Ben elektronik müziğin çok da karşısında değilim. Zaman zaman kendi parçalarımda da kullanıyor ve seviyorum. Benim için önemli olan şarkının etkisi, kalitesi, müziğinin bir şeyler vermesi, sözlerinin bir yerlere dokunması yani emek verilmiş olduğunun herkes tarafından anlaşılır olması. Kaliteli yapılan her işe saygım var... Amaç hep ileriye gitmek, kendini geliştirmek ve farklı soundlar bulmak.

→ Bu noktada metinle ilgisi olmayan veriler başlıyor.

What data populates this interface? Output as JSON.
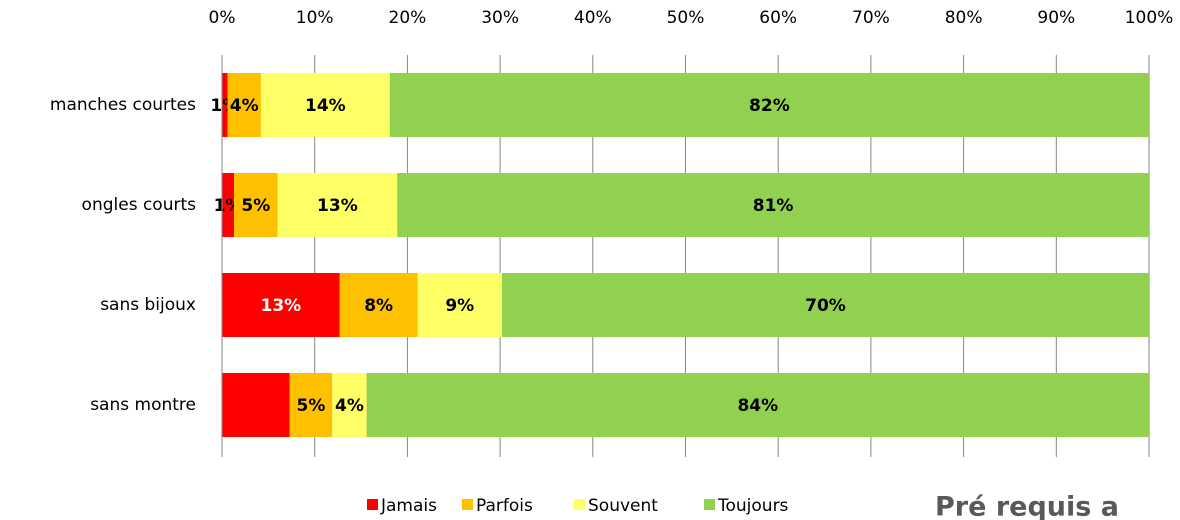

Müziğe hevesli üniversiteli gençler de artık sosyal medya sayesinde biraz daha özgürce üretip, paylaşabiliyor. Sizin sosyal medya ile aranız nasıl ve müzik konusunda hevesli gençlere neler önerirsiniz?
Benim sosyal medya ile aram özellikle işim gereği çok iyi. :) Fakat belli bir süre sonra burada kalmanın kişilere zararlı olduğuna da inanıyorum. Bir zaman ayırmak ve o dakikaların dışında pek kullanmamak gerekiyor. Çünkü birtakım irtibatlara girerken dünyayla da ilişkiniz kesiliyor. Arkadaşınız bir şey soruyor, cevap bile veremiyorsunuz, aynen şu anda olduğu gibi… :) Gençlerin yaptıklarını takdir ediyorum. Onlara önerim, devamlı kendilerini geliştirmeleri. Bu işte yıllarını vermiş insanlardan feyz alsınlar. Gelişmeye açık olup her şeyi biliyorum kafasına girmesinler. Vefa duygularını asla kaybetmesinler...
Son olarak bundan sonraki planlar, projeler hakkında da konuşmak isteriz, var mı buradan üniversiteli gençlere bir müjde?
Bu projede Altınbaş Üniversitesi öğrencileri bize çok destek oldu. Onların sayesinde üniversitelerle daha aktif olmanın mesleğim açısından çok kıymetli olduğunu anladım. Bundan sonraki tüm projelerimde kesinlikle üniversitelerle dirsek temasında olacağım. Onlara müjdem bu. Bora Abi’niz artık yanınızda olacak. Yeni projelerim arasında yaz konserleri ve konusunu benim yazdığım bir sinema filmi var. Üniversite öğrencilerine en büyük tavsiyem, bizlere emanet edilmiş bu aziz vatana her şartta sahip çıkmaları ve çok çalışmalarıdır. Bu güzel röportaj için sizlere teşekkür ederim.